Named after the Jahn-Teller effect, which is used in chemistry to describe how at low pressures, the geometric arrangement of molecules and ions in an electronic state can become distorted, this new state of matter allows scientists to transform an insulator - which can’t conduct electricity - into a conductor by simply applying pressure. Byrne explains at Motherboard:
"This is what the rubidium atoms do: apply pressure. Usually when we think about adding pressure, we think in terms of squeezing something, forcing its molecules closer together by brute force. But it's possible to do the same thing chemically, tweaking the distances between molecules by adding or subtracting some sort of barrier between them - sneaking in some extra atoms, perhaps.
What happens in a Jahn-Teller metal is that as pressure is applied, and as what was previously an insulator - thanks to the electrically-distorting Jahn-Teller effect - becomes a metal, the effect persists for a while.
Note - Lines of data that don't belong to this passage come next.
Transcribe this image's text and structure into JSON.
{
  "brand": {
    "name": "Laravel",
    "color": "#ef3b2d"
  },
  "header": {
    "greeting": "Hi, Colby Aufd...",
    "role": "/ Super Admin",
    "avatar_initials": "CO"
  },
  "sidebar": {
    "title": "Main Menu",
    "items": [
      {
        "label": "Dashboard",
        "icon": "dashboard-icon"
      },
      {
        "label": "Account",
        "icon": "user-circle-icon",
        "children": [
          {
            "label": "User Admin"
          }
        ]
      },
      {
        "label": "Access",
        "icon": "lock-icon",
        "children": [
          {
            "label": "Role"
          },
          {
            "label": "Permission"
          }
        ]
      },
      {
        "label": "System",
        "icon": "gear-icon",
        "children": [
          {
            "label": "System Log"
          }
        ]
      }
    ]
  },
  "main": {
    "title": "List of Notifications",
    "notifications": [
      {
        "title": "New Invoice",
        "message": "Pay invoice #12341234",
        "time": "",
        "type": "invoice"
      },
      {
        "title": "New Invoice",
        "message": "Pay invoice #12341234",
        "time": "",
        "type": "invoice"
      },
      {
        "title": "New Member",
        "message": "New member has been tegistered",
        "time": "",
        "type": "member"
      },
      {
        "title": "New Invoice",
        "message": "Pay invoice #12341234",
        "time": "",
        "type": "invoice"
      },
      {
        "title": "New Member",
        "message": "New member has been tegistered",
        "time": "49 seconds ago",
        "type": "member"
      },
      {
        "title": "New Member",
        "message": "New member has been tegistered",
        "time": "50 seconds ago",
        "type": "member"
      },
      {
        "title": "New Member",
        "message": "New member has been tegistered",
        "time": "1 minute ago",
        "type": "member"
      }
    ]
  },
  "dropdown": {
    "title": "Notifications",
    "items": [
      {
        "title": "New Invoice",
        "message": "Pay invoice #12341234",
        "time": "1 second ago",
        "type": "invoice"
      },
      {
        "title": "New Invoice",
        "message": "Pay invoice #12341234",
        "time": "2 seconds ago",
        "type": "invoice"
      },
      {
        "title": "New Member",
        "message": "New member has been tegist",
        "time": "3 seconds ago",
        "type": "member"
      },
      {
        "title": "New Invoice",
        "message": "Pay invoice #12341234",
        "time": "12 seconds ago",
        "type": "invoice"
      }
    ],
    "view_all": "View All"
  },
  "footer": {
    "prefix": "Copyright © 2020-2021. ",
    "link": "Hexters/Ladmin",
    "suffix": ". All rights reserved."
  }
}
The molecules hang on to their old shapes. So, there is an overlap of sorts, where the material still looks an awful lot like an insulator, but the electrons also manage to hop around as freely as if the material were a conductor."
And it’s this transition phase between insulator and conductor that, until now, scientists have never seen before, and hints at the possibility of transforming insulating materials into super-valuable superconducting materials. And this buckyball crystalline structure appears to be able to do it at a relatively high TC. "The relationship between the parent insulator, the normal metallic state above Tc, and the superconducting pairing mechanism is a key question in understanding all unconventional superconductors," the team writes in Science Advances.
There’s a whole lot of lab-work to be done before this discovery will mean anything for practical energy production in the real world, but that’s science for you. And it’s got people excited already, as chemist Elisabeth Nicol from the University of Guelph in Canada told Hamish Johnston at PhysicsWorld: "Understanding the mechanisms at play and how they can be manipulated to change the Tc surely will inspire the development of new [superconducting] materials".